Sabah erken kalkıp kuaföre gitmiştim. Saçlarım şuan uzun değildi eski haline dönmüştü diyebiliriz hatta. Garip hissediyordum ve biliyordum Joon kestirdiğim için kızacaktı. Ancak kökü bende ve ne istersem onu yaparım değil mi?
Eve geri döndüğümde yapacak çok bir şeyim kalmamıştı. Sadece giyinmem ve bir kaç eşyayı yanıma almam gerekiyordu.
Sexy olmak istiyordum aynı zamanda spor. Kıyafet işini neden hiç düşünmedim ya!? Kahretsin mk. Dolabın bütün kapakları açık karşılarında ben; kıyafetler bana ben kıyafetlere bakıyordum. Bir yerden başlamam lazımdı. Aynısından dolapta 93729202029 tane olan kısa kollu dar (dar derken ciddili dar) siyah tişörtü alıp üzerime geçirdim. Tamam bu güzel bir başlangıç, şimdi~ üstü gözler önüne serdik götümüzü de açmayalım bu yaştan sonra kaltaklık mı yapıcam lütfen yani. Altıma bol gri yırtık pantolonumu geçirdim.
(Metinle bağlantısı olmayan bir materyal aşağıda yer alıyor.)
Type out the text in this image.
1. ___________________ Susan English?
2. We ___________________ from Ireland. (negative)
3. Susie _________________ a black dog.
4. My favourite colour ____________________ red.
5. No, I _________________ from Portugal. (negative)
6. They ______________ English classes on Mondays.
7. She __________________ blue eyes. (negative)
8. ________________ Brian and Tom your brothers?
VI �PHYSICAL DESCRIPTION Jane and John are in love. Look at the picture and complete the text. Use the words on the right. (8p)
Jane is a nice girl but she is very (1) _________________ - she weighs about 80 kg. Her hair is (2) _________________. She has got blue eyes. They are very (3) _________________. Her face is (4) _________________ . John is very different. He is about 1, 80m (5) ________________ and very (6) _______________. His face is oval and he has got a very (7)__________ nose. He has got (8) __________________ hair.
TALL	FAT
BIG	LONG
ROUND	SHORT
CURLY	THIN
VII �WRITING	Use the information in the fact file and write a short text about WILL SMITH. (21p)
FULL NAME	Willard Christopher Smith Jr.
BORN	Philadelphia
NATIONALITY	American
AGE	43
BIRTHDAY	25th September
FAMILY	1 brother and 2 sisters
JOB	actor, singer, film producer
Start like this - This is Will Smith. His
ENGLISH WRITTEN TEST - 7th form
Evet hafif ten gösteriyor ama gayet masum bir seçim. Üzerime bir şey almak zorundaydım götüm donmasın, üzerime dolapta ki paraşüt kumaş kolej ceketlerinden birini alıp aynanın karşısına geçtim. Saçlarımı elimle geriye tarayıp bir iki poz verdim. Bence Okay ya çok sexy olmadım ama gömlek falan giyemezdim aktivitelere uymazdı.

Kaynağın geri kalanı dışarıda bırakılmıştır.